Armando mengangkat kedua tangannya memberikan isyarat agar Veronica menjadi tenang lalu menatap wajah gadis itu. "Kamu. Yang kucintai adalah kamu. Sejak dulu hanya kamu."

Virginia terhuyung mendengar ucapan Armando, diraihnya lengan Armando agar menghadap padanya. Armando mencoba menepis tangan Virginia, tapi wanita itu mencengkeram lengannya makin erat.

"Lihatlah aku! Lihat mataku, tolong lihat dan katakan sekali lagi! Katakan kalau yang kau ucapkan barusan itu tidak benar!” pinta Virginia.

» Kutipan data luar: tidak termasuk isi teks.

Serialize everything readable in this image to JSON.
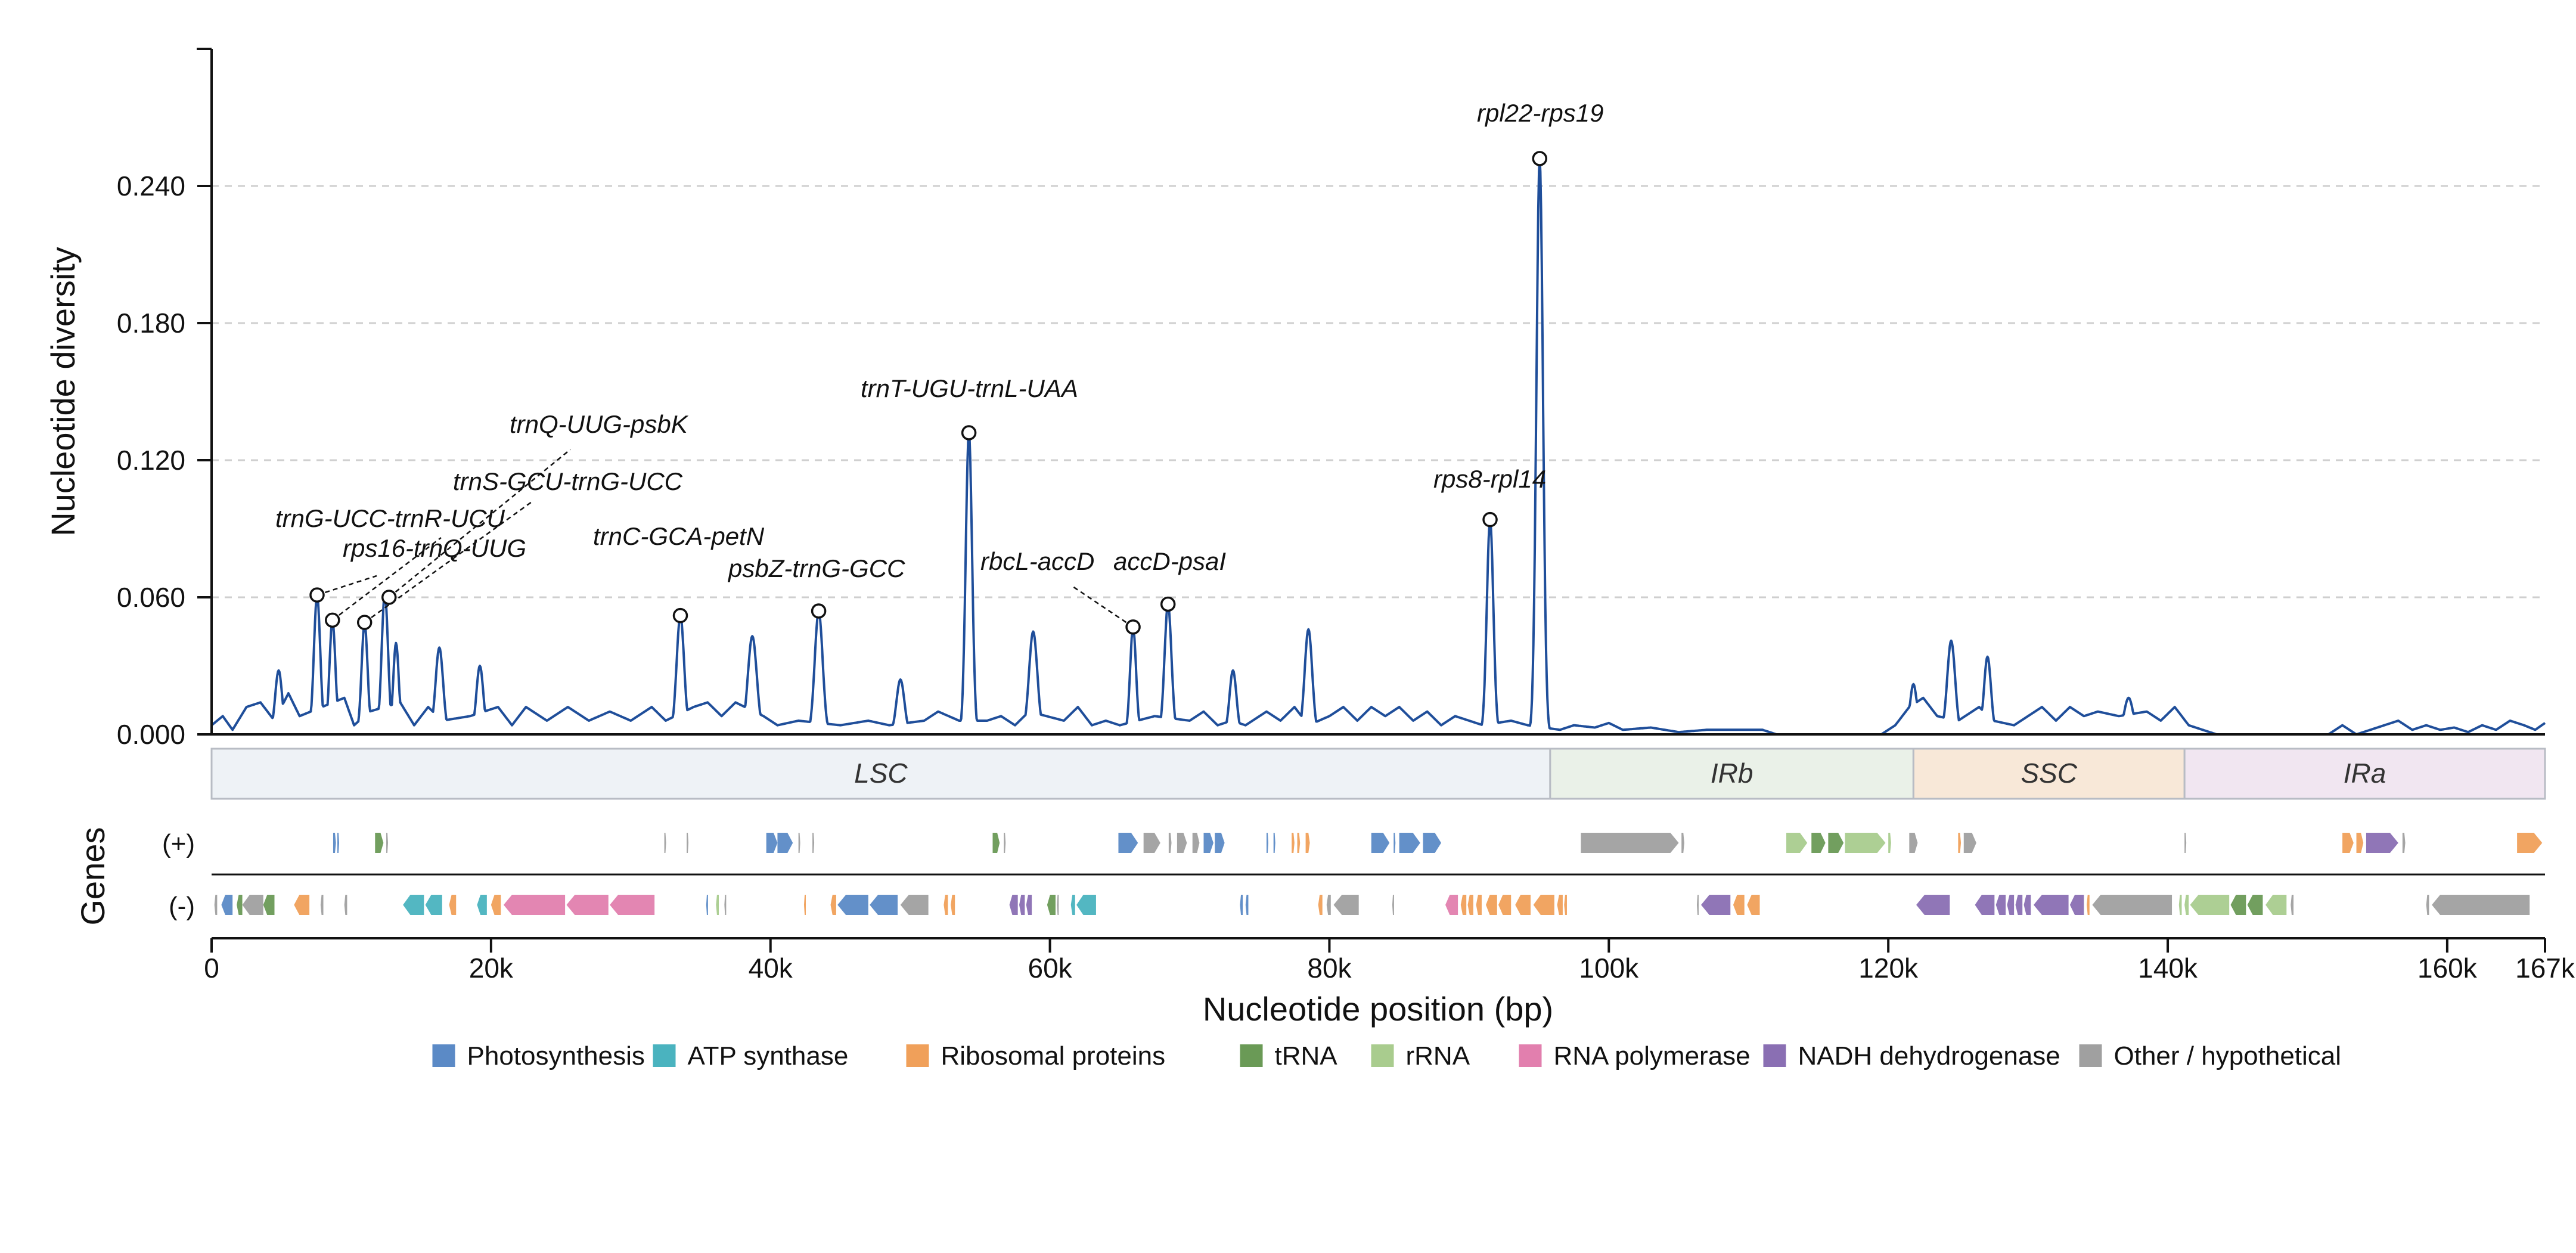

Armando mengangkat wajahnya dan menatap ke arah Virginia.

“Selama lima tahun pernikahan kita, pernahkah kamu mencintaiku sekali saja.” Virginia menghiba, menatap wajah Armando yang tanpa ekspresi.

"Pernahkah sedetik saja ada namaku di hatimu?" tanya Virginia lagi. Matanya menatap pria di hadapannya penuh harap.

"Tidak pernah.” Armando menjawab lalu memalingkan wajahnya.

Virginia terhenyak dengan wajah pilu. Menggelengkan kepala berkali-kali, cengkeraman pada lengan Armando perlahan terlepas. Tak percaya dengan apa yang didengar. Berharap apa yang dia dengar dari Armando adalah salah.

Melihat Armando yang hampir saja luluh oleh tatapan mata Virginia, Veronica menjadi murka. “Kakak sudah berkali-kali mencelakaiku, dan aku hanya bisa diam. Dan sekarang kau ingin mengikat Kak Armando dalam cinta palsu. Apa kau baru akan puas jika melihat aku dan Kak Armando mati??”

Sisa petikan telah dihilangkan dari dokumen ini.